If an odd function *exists* in $x=a$ and in $x=-a$ and if it has a zero in one of them, then necessarily it has one in its symmetric counterpart since $f(-a)=-f(a)$ by definition of *odd*.

The only way to make this go wrong, is if $f$ would be defined in *only one of those points*. This is something you may or may not (want to) allow for a function to be called *odd*.

What I mean is, consider an odd function where its positive zeros are x=1, x=2, x=3. Since it is odd, it has a symmetry related to origin of referencial, so there are also the zeros x=-1, x=-2, x=-3. But is it possible to have an odd function with x=1,x=2,x=3, x=-1 and x=-2? Where x=3 doesn't have a symmetric.

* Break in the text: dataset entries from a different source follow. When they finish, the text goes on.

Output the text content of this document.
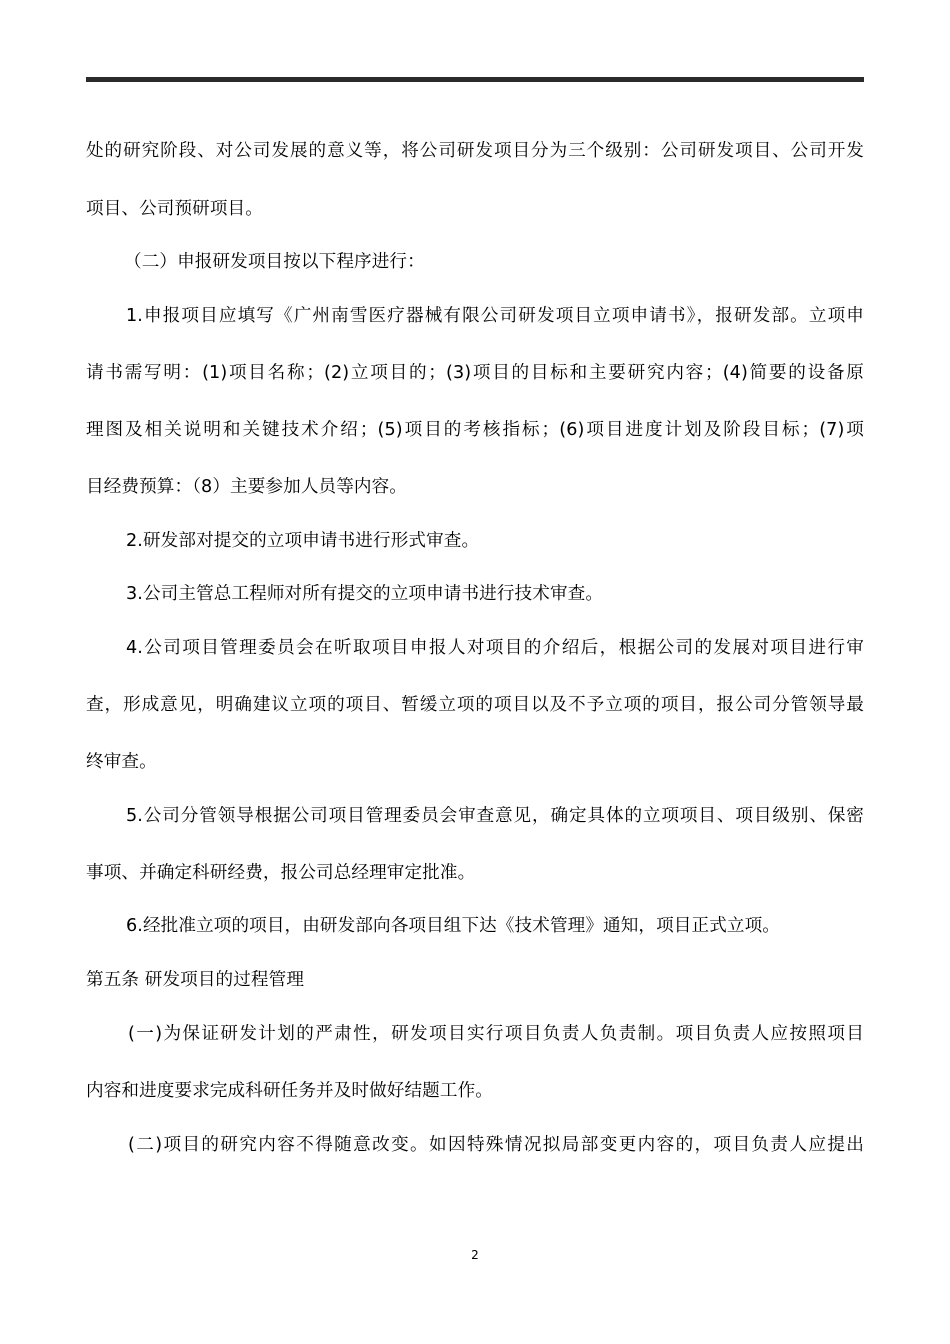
处的研究阶段、对公司发展的意义等，将公司研发项目分为三个级别：公司研发项目、公司开发
项目、公司预研项目。
（二）申报研发项目按以下程序进行：
1.申报项目应填写《广州南雪医疗器械有限公司研发项目立项申请书》，报研发部。立项申
请书需写明：(1)项目名称；(2)立项目的；(3)项目的目标和主要研究内容；(4)简要的设备原
理图及相关说明和关键技术介绍；(5)项目的考核指标；(6)项目进度计划及阶段目标；(7)项
目经费预算：（8）主要参加人员等内容。
2.研发部对提交的立项申请书进行形式审查。
3.公司主管总工程师对所有提交的立项申请书进行技术审查。
4.公司项目管理委员会在听取项目申报人对项目的介绍后，根据公司的发展对项目进行审
查，形成意见，明确建议立项的项目、暂缓立项的项目以及不予立项的项目，报公司分管领导最
终审查。
5.公司分管领导根据公司项目管理委员会审查意见，确定具体的立项项目、项目级别、保密
事项、并确定科研经费，报公司总经理审定批准。
6.经批准立项的项目，由研发部向各项目组下达《技术管理》通知，项目正式立项。
第五条 研发项目的过程管理
(一)为保证研发计划的严肃性，研发项目实行项目负责人负责制。项目负责人应按照项目
内容和进度要求完成科研任务并及时做好结题工作。
(二)项目的研究内容不得随意改变。如因特殊情况拟局部变更内容的，项目负责人应提出
2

With the usual understanding (definition) of *odd*, you cannot have the situation you describe. We call a function odd if $f(-x)=-f(x)$ *"for all $x$"*, but this is only meaningful if for every $x$ in the domain of $f$, you **also** have $-x$ in that domain.

This means we're only considering functions defined on either $\mathbb{R}$ or with a domain that is symmetric with respect to the origin such as intervals of the form $[-a,a]$, with $a \in \mathbb{R}$.

Take for example the odd function which has (at least) the zeroes you describe:
$$f : \mathbb{R} \to \mathbb{R} : x \mapsto (x+3)(x+2)(x+1)x(x-1)(x-2)(x-3)$$
You could limit the domain to an asymmetric interval, such as $\left[ -2.5, 3.5 \right]$:
$$g : \left[ -2.5, 3.5 \right] \to \mathbb{R} : x \mapsto (x+3)(x+2)(x+1)x(x-1)(x-2)(x-3)$$
Now this function $g$ has a zero in $x=3$ without a symmetric counterpart, since it is undefined in $x=-3$. Whether or not you would still call this function *odd* depends on the definition: do you require the domain to be of the specific form as described above or not?